Between Baby Boomers and Millennials, Americans are thoroughly dissatisfied with following the career paths their parents have tread. So it's no surprise that when Carrie Vaughn turns her attention to a modern superhero family, that their daughter wants nothing to do with following in mom and dad's footsteps.
But viewing this as a novel about superheroes is to miss the story completely. After the Golden Age is an at times touching story about parents and children, and how we come to live alongside our parents as adults and understand them . . . unfortunately those two events don't often occur at the same time.
Because I've watched too many movies, I eagerly watched for signs of Celia's late-blooming superpower. Instead she continues to impress the reader by being smart and courageous. Not stupidly fearless, but earnestly brave. And constantly underestimated by a city of people used to mutant heroes in spandex.
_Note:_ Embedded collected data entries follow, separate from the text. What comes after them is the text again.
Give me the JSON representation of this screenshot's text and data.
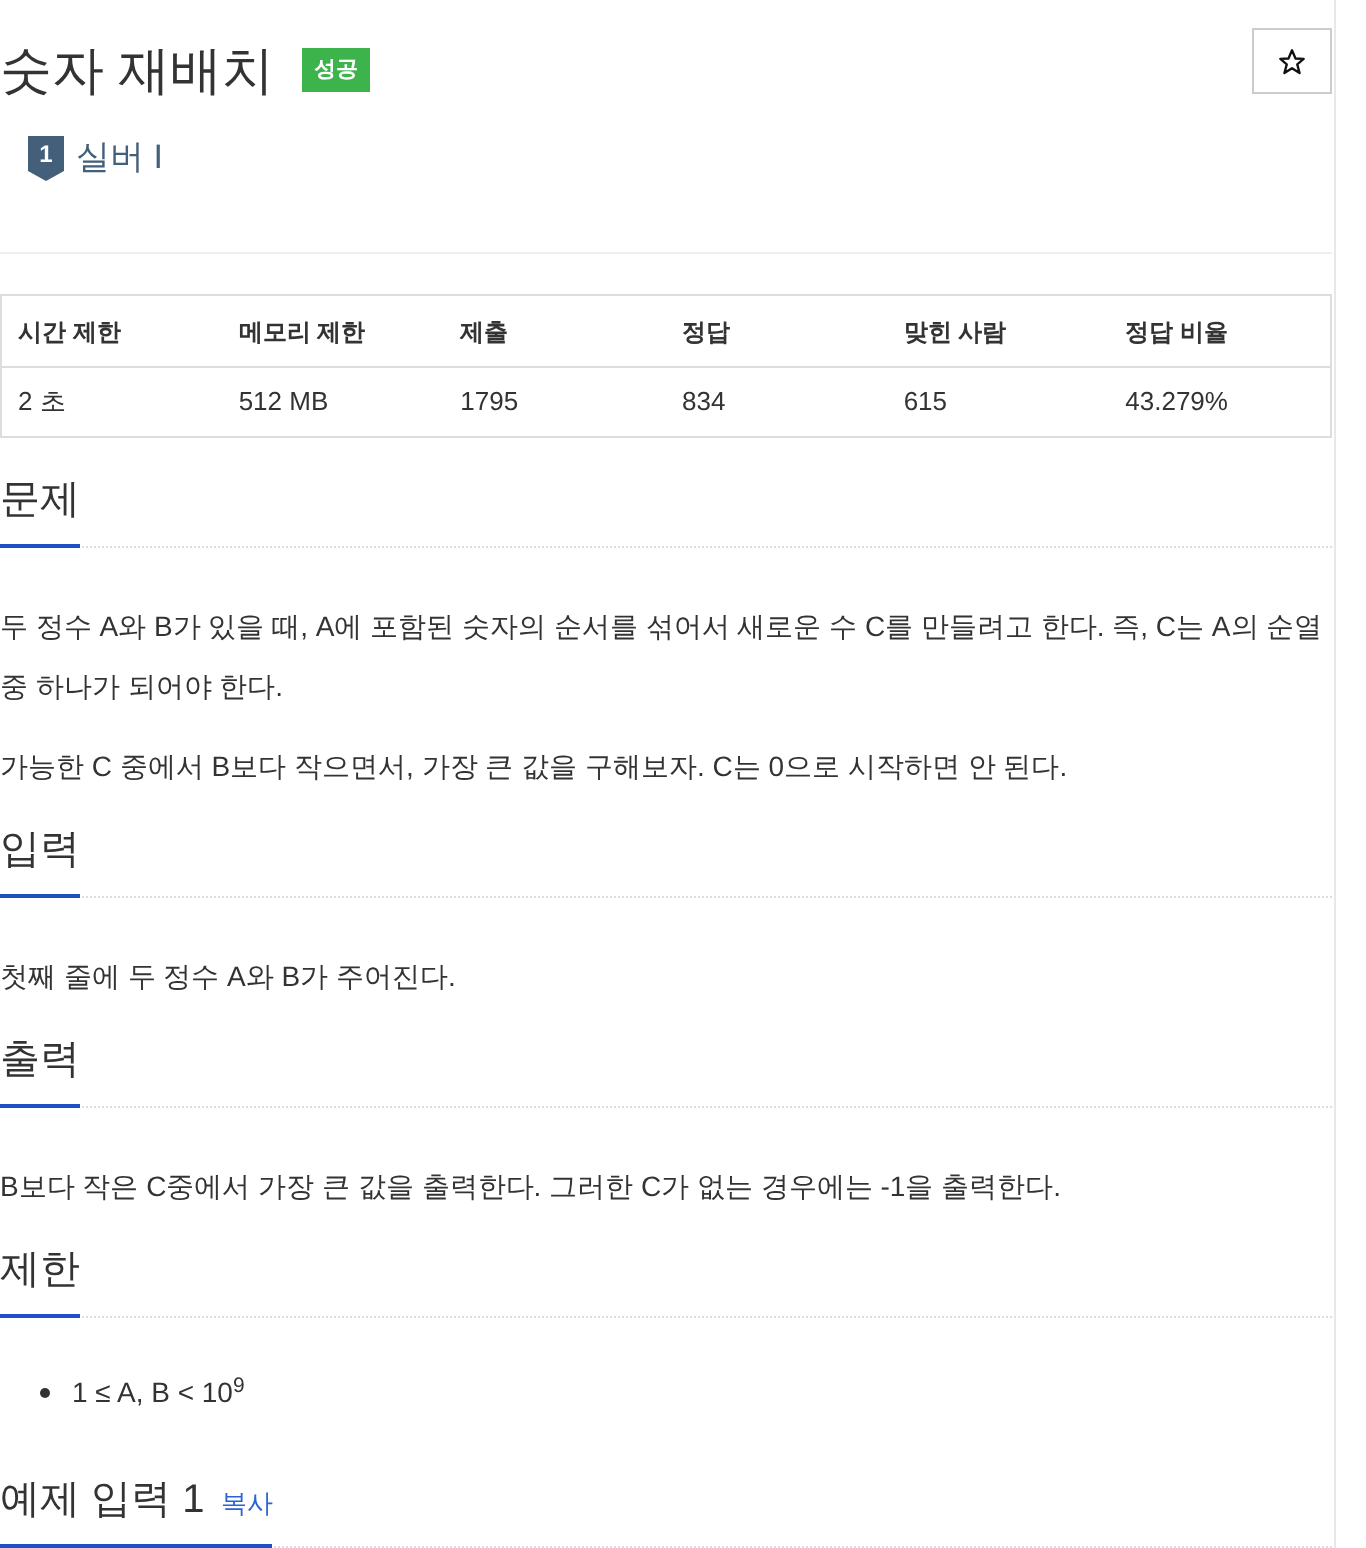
{
  "problem": {
    "title": "숫자 재배치",
    "result_badge": {
      "label": "성공",
      "kind": "success"
    },
    "starred": false
  },
  "tier": {
    "number": "1",
    "label": "실버 I"
  },
  "info_table": {
    "columns": [
      "시간 제한",
      "메모리 제한",
      "제출",
      "정답",
      "맞힌 사람",
      "정답 비율"
    ],
    "rows": [
      [
        "2 초",
        "512 MB",
        "1795",
        "834",
        "615",
        "43.279%"
      ]
    ]
  },
  "sections": [
    {
      "kind": "text",
      "heading": "문제",
      "paragraphs": [
        "두 정수 A와 B가 있을 때, A에 포함된 숫자의 순서를 섞어서 새로운 수 C를 만들려고 한다. 즉, C는 A의 순열 중 하나가 되어야 한다.",
        "가능한 C 중에서 B보다 작으면서, 가장 큰 값을 구해보자. C는 0으로 시작하면 안 된다."
      ]
    },
    {
      "kind": "text",
      "heading": "입력",
      "paragraphs": [
        "첫째 줄에 두 정수 A와 B가 주어진다."
      ]
    },
    {
      "kind": "text",
      "heading": "출력",
      "paragraphs": [
        "B보다 작은 C중에서 가장 큰 값을 출력한다. 그러한 C가 없는 경우에는 -1을 출력한다."
      ]
    },
    {
      "kind": "list",
      "heading": "제한",
      "items": [
        "1 ≤ A, B < 10$^{9}$"
      ]
    },
    {
      "kind": "sample",
      "heading": "예제 입력 1",
      "copy_link": "복사"
    }
  ]
}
"No one was afraid of her; she didn't have any powers. But she wouldn't flinch. That was her talent. That, and recognizing people under their masks."
When I initially heard of this book, I thought it would be YA; superheroes' teenage daughter rebels. But that part of the story is actually told through flashback. Instead, After the Golden Age picks up with Celia at age 25 while she's working as a CPA and her total estrangement with her parents has become a still tense, but lighter estrangement.
An easy but artfully rendered and engaging read.